1. Courtesy of [personal profile] umadoshi: I was glad to see this follow-up article of differing perspectives—millennial and otherwise—on burnout.

2. I like how this article on "Why We Need to Keep Searching for Lost Silent Films" answers its own question with its subtitle: "Early motion pictures give us an important window into our collective past." I'd heard of Something Good – Negro Kiss (1898). I'd never heard of Diplomatic Henry (1915).

3. Courtesy of [personal profile] handful_ofdust: I love this appreciation of medieval bog body fashion, but I have to say the reconstruction of Bockstensmannen looks a bit done with the whole thing.

(While we're talking about things under water and earth, I was reminded by a recent exchange with [personal profile] strange_complex that I've never understood why I don't see Elizabeth Marie Pope's The Perilous Gard (1974) included in more discussions of folk horror. It was published in the '70's and revolves around the fire sacrifice of a year-king to the old gods of the land. I thought of it the first time I saw The Wicker Man (1973). Maybe the Child ballad confuses people.)

4. [personal profile] moon_custafer has been making text posts from The Testament of Dr. Mabuse.

5. Over the weekend I was having one of those moments of wondering what I have ever done worthwhile with my life when [personal profile] spatch showed me this tweet. About the only time I want the capacity to interact with Twitter is to say thank you for something like that.

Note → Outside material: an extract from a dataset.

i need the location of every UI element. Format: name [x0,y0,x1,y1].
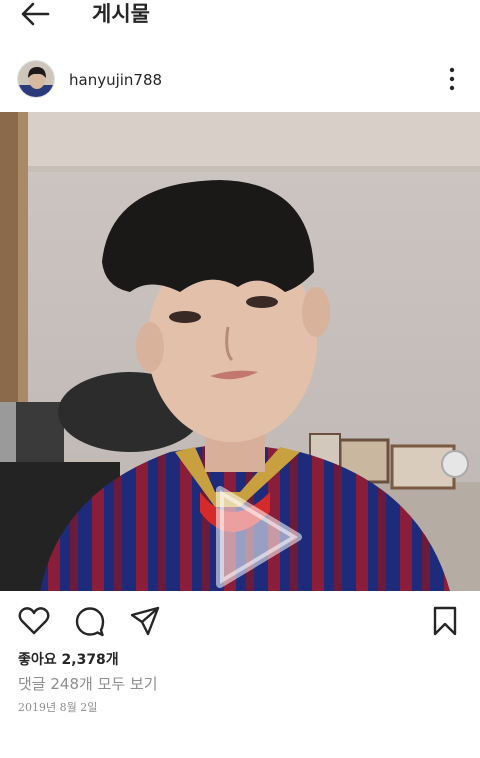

I will be at Arisia this weekend, because some of the people who stepped up to put out the fires are people I trust. I'll post my schedule soon.
sovay: (Claude Rains)
I leave this image as a sort of placeholder for The Beast of the City (1932), which I will have to write about some night when I don't have to get up early for a molasses flood commemoration. I was just watching it for Jean Harlow, but then there was the ending. I knew I liked Wallace Ford from Freaks (1932) and various older appearances as a character actor, but he appears to have joined the ranks of nicely weird-looking people I could watch all night. I haven't seen a body count like that since Tarantino.